Kamiliano wyjechal i wraca chyba dzisiaj. Mam nadzieje ze na sylwestra tez bedzie u Marcina. Mam nadzieje ze ja bede u Marcina...bo nie mam sie gdzie podziac hehe ale jakos sie tym nie martwie. Jestem tylko ciekawa czy spedze go z Konvalia czy nie...bardzo bym chciala. Jakos mnie taki nastroj dopadl...chcialam wszystkim podziekowac za cieplutkie zyczenia i tobie tez pysiaczku(tu mowa oczywiscie o Konvalijce) za karteczki i milego maila. Czuje sie potrzebna...

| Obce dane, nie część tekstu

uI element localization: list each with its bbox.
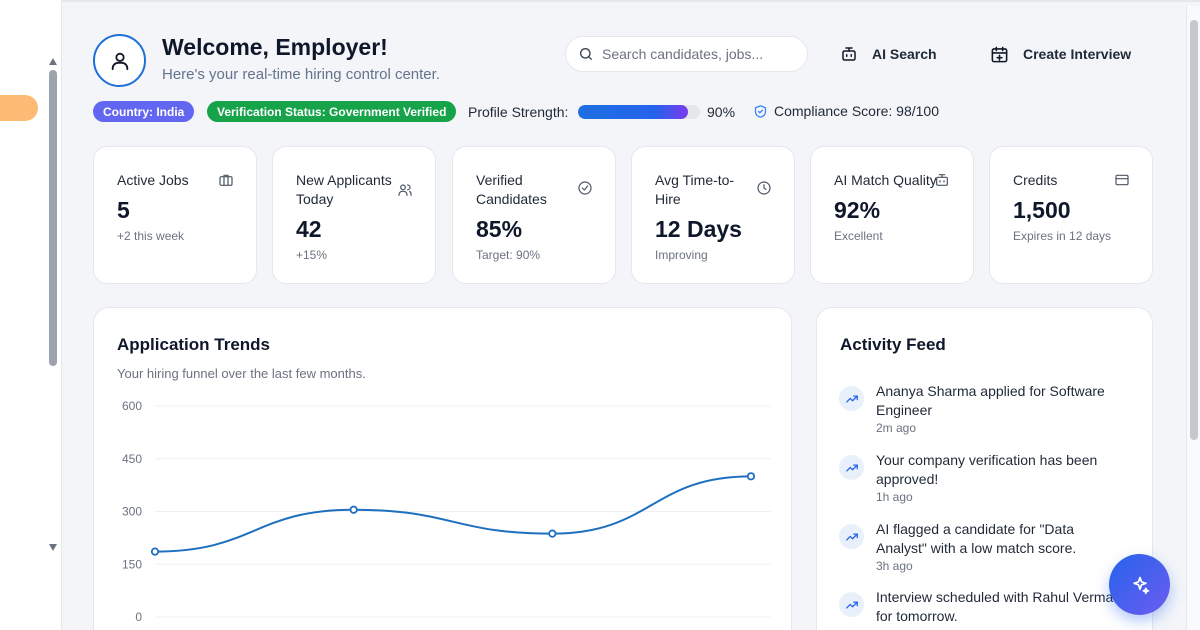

Skonczylam juz czytac 'Pianiste'-jeden z moich prezentow gwiazdkowych. Nie moge napisac ze byl fajny...ksiazki o Holocauscie nie sa fajne. Ale przeczytalam z zainteresowaniem i po raz kolejny zadzialala moja wyobraznia. Przeczytalam juz kilka ksiazek o tematyce drugiej wojny. "Pianista" bardzo rozni sie od np: "Pozwolcie nam krzyczec"...ale dobra. Nie bede sie na temat ksiazek rozpisywac bo bym tak mogla w nieskonczonosc. Ostatnio mnie jakis taki ksiazkowy glod napadl. Czuje potrzebe czytania. Kori (sistra) dostala"Ćpuna", teraz za to sie zabiore.
No...a teraz ide na kolacyjke. Zjem sobie troche salatki mojej babci i bede zadowolona...jak zawsze kiedy sie najem heh:) 3majcie sie kurczowo...kaloryferow jezeli u was tak pizdzi ja u mnie!